La démission d'un Président candidat est prévue à l'article 46 de la Loi fondamentale. Il y est également prévu que l'intérim soit alors assuré par le président du Sénat. "Dans le cas où le Président du Sénat lui-même se porte candidat, les fonctions de chef de l'État sont exercées par le Gouvernement, collégialement", est prescrit à l'alinéa 3 de cette disposition constitutionnelle. Dans sa décision, publiée samedi, la HCC rapporte que Herimanana Razafimahefa lui a adressée une lettre, le 8 septembre, lui demandant "de constater sa volonté de renoncer à exercer les fonctions du chef de l'État par intérim". Le président du Sénat motive sa renonciation par "des raisons personnelles".

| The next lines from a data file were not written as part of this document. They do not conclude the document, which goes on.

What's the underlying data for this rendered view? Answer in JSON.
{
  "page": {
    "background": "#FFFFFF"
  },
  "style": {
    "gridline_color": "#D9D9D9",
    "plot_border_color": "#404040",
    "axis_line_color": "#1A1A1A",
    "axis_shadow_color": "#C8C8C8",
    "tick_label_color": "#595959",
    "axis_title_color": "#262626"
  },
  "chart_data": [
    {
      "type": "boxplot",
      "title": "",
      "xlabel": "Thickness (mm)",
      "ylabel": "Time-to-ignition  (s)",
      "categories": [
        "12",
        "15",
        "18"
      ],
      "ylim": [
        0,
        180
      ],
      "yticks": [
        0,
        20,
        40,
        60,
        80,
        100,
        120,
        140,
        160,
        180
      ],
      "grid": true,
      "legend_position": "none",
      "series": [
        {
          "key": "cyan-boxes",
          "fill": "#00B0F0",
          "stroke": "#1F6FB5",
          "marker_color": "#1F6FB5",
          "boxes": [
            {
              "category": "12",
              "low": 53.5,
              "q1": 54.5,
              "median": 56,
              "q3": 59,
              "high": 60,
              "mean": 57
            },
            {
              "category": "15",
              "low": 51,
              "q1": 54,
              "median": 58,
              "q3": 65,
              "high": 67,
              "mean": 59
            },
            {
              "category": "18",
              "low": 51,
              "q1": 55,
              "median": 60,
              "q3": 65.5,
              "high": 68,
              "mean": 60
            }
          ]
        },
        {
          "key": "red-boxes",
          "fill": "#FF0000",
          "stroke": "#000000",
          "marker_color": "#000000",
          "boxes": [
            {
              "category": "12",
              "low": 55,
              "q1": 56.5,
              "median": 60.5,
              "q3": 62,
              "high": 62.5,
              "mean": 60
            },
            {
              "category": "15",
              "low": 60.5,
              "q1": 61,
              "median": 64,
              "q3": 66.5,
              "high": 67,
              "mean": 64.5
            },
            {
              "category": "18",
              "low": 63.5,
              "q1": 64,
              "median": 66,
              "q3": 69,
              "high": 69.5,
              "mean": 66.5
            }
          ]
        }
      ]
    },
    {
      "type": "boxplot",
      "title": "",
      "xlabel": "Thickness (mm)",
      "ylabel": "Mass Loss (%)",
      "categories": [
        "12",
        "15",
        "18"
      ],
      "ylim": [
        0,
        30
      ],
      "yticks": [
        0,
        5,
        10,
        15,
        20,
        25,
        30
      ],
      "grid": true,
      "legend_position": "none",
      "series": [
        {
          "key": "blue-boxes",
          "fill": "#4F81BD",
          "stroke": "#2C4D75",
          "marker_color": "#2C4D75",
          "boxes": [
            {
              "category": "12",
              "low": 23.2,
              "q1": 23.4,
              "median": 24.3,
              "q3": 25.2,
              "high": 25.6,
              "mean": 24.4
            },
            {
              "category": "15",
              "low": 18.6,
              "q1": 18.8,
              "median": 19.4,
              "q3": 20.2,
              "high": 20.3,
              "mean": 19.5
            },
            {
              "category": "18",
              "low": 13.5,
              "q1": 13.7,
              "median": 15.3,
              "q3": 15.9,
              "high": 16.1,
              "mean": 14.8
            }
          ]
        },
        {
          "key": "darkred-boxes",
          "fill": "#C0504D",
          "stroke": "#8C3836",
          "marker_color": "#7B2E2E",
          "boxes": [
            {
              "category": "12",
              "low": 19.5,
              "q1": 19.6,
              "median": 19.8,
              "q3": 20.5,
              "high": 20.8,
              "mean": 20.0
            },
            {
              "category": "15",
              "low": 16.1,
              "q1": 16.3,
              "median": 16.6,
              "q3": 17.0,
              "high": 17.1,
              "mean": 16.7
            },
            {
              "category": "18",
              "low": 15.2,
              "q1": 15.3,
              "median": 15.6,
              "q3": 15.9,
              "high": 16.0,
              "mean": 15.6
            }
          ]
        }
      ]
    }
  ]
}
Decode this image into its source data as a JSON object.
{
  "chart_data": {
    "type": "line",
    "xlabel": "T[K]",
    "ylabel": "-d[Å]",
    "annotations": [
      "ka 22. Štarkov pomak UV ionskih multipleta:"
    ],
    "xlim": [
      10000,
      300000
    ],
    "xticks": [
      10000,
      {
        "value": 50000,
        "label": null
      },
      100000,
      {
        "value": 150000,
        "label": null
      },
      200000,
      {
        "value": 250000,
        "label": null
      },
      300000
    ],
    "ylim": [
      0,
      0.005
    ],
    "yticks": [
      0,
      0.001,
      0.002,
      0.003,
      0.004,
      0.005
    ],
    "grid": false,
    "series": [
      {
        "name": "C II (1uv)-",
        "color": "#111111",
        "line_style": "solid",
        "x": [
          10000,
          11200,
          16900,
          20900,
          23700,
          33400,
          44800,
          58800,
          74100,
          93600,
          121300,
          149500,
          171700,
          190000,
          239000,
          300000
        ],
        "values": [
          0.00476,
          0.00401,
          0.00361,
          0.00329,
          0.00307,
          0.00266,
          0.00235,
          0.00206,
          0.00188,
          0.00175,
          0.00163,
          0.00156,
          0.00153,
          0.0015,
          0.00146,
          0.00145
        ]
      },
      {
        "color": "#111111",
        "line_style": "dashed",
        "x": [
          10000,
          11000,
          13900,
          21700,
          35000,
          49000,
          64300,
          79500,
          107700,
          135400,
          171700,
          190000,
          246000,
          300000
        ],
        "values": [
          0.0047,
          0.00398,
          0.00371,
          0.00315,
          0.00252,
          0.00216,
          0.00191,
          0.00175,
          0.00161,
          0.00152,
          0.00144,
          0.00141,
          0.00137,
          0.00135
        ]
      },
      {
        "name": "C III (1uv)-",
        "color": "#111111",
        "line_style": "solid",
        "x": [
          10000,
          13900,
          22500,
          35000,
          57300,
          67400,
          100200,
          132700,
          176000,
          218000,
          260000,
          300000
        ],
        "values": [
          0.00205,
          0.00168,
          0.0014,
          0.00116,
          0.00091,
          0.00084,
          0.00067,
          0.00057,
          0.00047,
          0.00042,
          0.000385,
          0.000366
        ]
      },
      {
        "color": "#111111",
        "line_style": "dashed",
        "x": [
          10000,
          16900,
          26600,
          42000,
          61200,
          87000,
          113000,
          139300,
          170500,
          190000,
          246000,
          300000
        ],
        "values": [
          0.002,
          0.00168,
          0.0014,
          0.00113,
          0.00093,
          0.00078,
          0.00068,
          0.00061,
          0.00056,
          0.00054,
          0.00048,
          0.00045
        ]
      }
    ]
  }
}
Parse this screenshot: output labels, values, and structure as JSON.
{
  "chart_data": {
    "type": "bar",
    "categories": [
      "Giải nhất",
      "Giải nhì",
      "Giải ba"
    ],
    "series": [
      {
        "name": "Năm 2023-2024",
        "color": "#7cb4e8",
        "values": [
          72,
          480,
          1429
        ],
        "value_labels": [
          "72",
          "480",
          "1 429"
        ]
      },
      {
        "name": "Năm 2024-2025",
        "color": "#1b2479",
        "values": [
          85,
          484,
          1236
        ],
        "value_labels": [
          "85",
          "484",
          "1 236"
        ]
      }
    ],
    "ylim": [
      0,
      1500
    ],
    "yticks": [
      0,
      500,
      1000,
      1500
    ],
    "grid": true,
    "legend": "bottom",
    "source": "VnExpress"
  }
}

Face aux candidats, lors du tirage au sort de leur numéro, au siège de la CENI, lundi, Florent Rakotoarisoa, président de l'institution d'Ambohidahy, a expliqué cette décision. "Nous ne pouvons pas forcer une personne à assumer une fonction à laquelle elle renonce", est la réponse du numéro Un de la HCC. Arguant qu'il a été de ceux qui ont rédigé la Constitution, il a expliqué que les termes de l'alinéa 3 de l'article 46 et l'alinéa 3 de l'article 52 ont été prévus "afin d'éviter que la vacance à la présidence de la République ne nous conduise à sortir du cadre constitutionnel". Dans la lettre adressée au président de la CENI, les candidats signataires soutiennent, pourtant, que "la renonciation effectuée par le président du Sénat n'est prévue nulle part dans la Constitution".

À ce point, Florent Rakotoarisoa a répliqué en notant qu'elle entre dans la notion du mot "empêchement", à l'article 52 de la Loi fondamentale. " Ce mot doit être lu au sens d'entrave à l'exercice d'une fonction", défend-il. Selon l'alinéa 3 de la Constitution, "en cas d'empêchement du président du Sénat constaté par la Haute Cour Constitutionnelle, les fonctions de chef de l'État sont exercées collégialement par le gouvernement".

Le débat autour de la décision de la HCC vire au juridisme, suivant les sensibilités politiques de part et d'autre. Les arrêts, décisions et avis de la Haute Cour Constitutionnelle ne sont, cependant, susceptibles d'aucune voie de recours. Le cas échéant, cette fronde tend à préparer le terrain à d'éventuelles contestations post-électorales.